Принимал посетителей Кромин обычно… в саду. Хотя сложно было назвать садом странную пристройку к балкону. Перед ним было крохотное полукруглое пространство с выходом на улицу. Кромин умудрился огородить его, и получилось нечто вроде внутреннего дворика-патио. Вдоль забора высились горшки с драценами и миниатюрными пальмами. Плитняк на земле он устелил ковром, поставил круглый стол и два мягких кресла. Навесом служила металлическая решетка — попросту тонкие прутья, соединённые крест-накрест. К некоторым стыкам были приварены изящные фонари. Они давали свет тускло-жёлтого, почти чайного оттенка. Кромин был эстетом и не жалел денег на убранство того, что считал нужным для себя. И ковер, и кресла, и фонари, и решётка, кое-где увитая жимолостью, были частью его мира, в котором всё подчинялось строгому распорядку.
Дома Кромин принимал только в лютую непогоду. И то, с видимым сожалением, усаживался напротив балкона так, чтобы виден был дворик. Тот давал ему вдохновение — иначе как объяснить почти сладострастное выражение лица, когда ливень нещадно сек и ковер, и растения, и стол с креслами? Что-то первобытное, дикое проступало в его облике в эту минуту: почти вертикально топорщились усы, крылья короткого мясистого носа раздувались, маленькие изящные руки набухали венами. Отчётливо двигались глазные яблоки под полузакрытыми веками. Так обычно прислушиваются к незнакомым звукам животные. Кромин был человеком, но в эти минуты словно перевоплощался в чуткого зверя.

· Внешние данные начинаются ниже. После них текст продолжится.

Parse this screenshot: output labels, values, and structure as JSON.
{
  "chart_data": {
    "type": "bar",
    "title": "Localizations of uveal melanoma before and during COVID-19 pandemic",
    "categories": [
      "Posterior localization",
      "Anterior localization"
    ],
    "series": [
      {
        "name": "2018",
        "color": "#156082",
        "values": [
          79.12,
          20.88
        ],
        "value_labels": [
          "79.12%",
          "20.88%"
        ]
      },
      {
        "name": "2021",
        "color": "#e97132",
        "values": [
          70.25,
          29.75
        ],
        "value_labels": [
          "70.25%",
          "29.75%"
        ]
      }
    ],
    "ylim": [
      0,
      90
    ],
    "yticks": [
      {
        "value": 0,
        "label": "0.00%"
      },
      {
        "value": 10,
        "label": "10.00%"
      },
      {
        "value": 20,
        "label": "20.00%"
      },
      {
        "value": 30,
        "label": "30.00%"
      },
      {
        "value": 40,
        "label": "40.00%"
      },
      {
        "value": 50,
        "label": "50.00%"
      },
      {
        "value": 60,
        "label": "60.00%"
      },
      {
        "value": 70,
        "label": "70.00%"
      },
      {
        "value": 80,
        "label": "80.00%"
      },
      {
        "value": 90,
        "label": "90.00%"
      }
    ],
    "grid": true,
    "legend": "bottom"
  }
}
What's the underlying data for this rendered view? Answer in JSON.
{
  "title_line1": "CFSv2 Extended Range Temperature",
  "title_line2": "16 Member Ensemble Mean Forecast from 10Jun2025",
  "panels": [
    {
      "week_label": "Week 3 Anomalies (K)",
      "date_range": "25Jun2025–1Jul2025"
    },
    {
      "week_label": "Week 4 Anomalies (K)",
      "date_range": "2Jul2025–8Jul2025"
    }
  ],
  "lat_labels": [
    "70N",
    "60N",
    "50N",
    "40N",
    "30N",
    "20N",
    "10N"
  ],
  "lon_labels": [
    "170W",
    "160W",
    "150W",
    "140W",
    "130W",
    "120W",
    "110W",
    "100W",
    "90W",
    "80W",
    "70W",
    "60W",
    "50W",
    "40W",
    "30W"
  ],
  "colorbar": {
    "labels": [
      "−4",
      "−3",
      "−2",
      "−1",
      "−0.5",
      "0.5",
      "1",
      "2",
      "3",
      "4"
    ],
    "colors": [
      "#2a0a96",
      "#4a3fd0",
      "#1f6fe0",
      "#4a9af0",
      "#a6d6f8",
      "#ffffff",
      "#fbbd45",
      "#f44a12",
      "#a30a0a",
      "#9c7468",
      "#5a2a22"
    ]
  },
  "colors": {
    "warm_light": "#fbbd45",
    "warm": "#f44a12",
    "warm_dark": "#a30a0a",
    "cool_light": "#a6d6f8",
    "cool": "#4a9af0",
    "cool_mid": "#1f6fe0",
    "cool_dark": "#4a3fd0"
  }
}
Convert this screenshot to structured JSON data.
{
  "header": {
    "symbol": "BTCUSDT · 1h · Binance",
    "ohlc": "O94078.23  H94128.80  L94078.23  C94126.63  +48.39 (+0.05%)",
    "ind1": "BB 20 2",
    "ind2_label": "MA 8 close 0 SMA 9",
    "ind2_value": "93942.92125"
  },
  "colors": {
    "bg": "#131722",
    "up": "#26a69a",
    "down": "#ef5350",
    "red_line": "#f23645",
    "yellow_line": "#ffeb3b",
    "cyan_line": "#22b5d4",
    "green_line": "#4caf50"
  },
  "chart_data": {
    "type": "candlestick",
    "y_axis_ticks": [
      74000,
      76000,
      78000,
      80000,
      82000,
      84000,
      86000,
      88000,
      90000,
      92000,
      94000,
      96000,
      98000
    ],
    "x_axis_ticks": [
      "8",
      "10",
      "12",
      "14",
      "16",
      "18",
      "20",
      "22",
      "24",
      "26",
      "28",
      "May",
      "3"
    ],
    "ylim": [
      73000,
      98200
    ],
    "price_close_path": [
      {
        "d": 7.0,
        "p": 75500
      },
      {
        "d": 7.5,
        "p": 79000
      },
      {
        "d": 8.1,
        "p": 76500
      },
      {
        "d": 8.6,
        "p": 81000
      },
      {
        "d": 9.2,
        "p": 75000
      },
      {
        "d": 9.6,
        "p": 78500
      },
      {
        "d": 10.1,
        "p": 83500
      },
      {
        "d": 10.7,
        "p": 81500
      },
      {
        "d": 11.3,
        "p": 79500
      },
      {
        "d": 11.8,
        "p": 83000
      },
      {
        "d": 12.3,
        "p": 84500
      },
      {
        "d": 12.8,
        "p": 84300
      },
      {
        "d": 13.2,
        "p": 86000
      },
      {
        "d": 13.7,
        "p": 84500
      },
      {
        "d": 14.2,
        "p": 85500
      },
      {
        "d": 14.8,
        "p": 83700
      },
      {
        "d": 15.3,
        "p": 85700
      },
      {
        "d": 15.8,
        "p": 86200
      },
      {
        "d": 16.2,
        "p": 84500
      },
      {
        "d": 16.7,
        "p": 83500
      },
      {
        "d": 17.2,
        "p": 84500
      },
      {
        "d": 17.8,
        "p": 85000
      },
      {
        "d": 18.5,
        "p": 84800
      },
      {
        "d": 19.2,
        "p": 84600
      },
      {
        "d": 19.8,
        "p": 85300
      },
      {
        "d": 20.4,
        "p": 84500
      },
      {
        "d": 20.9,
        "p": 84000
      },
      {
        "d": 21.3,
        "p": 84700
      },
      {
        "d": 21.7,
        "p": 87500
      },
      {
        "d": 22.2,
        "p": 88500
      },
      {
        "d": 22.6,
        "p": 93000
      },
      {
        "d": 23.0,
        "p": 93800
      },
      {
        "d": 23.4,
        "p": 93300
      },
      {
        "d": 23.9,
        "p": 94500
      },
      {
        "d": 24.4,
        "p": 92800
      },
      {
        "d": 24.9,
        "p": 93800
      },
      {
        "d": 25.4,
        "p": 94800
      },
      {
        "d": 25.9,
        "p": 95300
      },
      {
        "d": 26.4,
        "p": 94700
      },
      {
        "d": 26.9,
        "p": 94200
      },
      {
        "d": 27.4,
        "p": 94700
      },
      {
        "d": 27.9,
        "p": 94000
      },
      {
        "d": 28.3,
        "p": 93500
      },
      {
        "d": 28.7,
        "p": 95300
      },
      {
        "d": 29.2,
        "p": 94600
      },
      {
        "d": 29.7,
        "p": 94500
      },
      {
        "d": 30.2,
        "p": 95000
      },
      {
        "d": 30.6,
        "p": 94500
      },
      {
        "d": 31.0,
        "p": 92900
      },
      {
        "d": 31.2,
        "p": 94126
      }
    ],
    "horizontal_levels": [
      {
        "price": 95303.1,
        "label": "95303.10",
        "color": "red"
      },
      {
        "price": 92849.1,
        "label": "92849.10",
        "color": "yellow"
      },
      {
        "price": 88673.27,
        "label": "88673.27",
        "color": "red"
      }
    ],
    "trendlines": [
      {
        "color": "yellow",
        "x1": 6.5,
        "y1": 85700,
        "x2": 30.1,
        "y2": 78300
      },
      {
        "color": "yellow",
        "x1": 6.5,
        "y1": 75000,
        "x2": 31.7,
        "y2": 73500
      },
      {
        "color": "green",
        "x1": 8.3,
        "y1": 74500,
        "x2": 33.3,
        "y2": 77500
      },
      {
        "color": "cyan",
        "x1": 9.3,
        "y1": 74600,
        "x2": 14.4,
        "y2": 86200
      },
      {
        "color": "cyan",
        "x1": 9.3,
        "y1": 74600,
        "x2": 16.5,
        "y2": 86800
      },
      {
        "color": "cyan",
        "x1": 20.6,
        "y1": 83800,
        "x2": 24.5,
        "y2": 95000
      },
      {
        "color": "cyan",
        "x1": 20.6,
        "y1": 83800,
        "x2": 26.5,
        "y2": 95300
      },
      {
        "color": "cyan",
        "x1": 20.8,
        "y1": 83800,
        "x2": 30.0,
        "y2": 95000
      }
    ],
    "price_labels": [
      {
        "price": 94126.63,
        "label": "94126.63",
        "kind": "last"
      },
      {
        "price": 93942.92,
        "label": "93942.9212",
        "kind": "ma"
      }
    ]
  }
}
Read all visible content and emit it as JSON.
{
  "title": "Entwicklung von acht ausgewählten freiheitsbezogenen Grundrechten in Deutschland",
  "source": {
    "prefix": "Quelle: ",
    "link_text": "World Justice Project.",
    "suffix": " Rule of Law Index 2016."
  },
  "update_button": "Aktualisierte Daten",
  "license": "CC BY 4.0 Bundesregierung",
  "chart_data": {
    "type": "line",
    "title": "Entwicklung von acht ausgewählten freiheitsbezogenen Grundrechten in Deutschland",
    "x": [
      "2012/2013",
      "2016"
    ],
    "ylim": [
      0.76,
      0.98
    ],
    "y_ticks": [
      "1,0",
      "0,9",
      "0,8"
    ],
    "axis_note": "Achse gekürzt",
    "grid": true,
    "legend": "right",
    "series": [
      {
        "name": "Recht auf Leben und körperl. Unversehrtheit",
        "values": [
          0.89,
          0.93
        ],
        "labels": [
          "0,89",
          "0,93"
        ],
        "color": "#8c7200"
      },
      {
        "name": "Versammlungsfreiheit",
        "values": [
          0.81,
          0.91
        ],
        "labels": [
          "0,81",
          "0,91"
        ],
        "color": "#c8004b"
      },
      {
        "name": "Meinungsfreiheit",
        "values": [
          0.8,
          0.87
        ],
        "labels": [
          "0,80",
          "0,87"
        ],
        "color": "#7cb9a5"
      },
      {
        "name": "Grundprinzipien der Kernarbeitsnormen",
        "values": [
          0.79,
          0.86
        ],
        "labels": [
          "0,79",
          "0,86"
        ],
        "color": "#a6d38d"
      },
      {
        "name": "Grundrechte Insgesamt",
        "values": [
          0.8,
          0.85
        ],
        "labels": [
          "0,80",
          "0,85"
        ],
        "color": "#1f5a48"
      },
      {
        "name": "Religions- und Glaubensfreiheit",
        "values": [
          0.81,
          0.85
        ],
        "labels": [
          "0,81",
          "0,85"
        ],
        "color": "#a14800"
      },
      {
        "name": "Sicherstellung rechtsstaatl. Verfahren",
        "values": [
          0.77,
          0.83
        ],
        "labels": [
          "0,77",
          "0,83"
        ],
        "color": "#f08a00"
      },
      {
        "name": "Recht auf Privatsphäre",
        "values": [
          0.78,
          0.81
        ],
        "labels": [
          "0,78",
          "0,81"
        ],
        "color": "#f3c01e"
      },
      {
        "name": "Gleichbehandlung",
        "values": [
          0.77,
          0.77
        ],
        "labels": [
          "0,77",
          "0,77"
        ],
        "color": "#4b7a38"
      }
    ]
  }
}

Любые увещевания, что мебель, комнатная флора и текстиль испортятся под дождём, были бесполезны. Кромин был готов методично просушивать ковёр и мебель (а при необходимости — и менять их), восстанавливать порядок в горшках с растениями, но не заносить их в дом. Сам он утверждал, что яростный, шипящий звук ливневого дождя стимулирует его мозговую деятельность — равно как и «Шторм» Вивальди.
Но вернёмся к действу. Оно начиналось с лёгкого постукивания по столу. Кромин откидывался в кресле; фигура его фиксировалась на трёх опорных точках: лопатках, крестце и локте правой руки — вторая свободно свисала вдоль кресла. Устроившись, он посылал собеседнику взгляд — сигнал говорить — и начинал постукивать пальцами по столу. Мерно, ритмично, словно выплясывая колдовской танец.
Собеседник, изрядно поерзав, начинал рассказ. В большинстве случаев по классике: женщины – о личных проблемах, мужчины – больше о делах. Дела были разные: работа, бизнес, купля-продажа, переезды, дележ имущества. Объединяла всех общая тема – здоровье. Мужчины говорили о нем неохотно, женщины смаковали, не упуская ни единой мелочи. Кромин слушал рассеянно, собеседник начинал нервничать, запинаться, терять мысль. И вдруг – словно стрела в цель – уточняющий вопрос. Это обескураживало и восхищало говорившего. Значит, его слушают внимательнейшим образом и, скорее всего, помогут. Или утешат, в крайнем случае.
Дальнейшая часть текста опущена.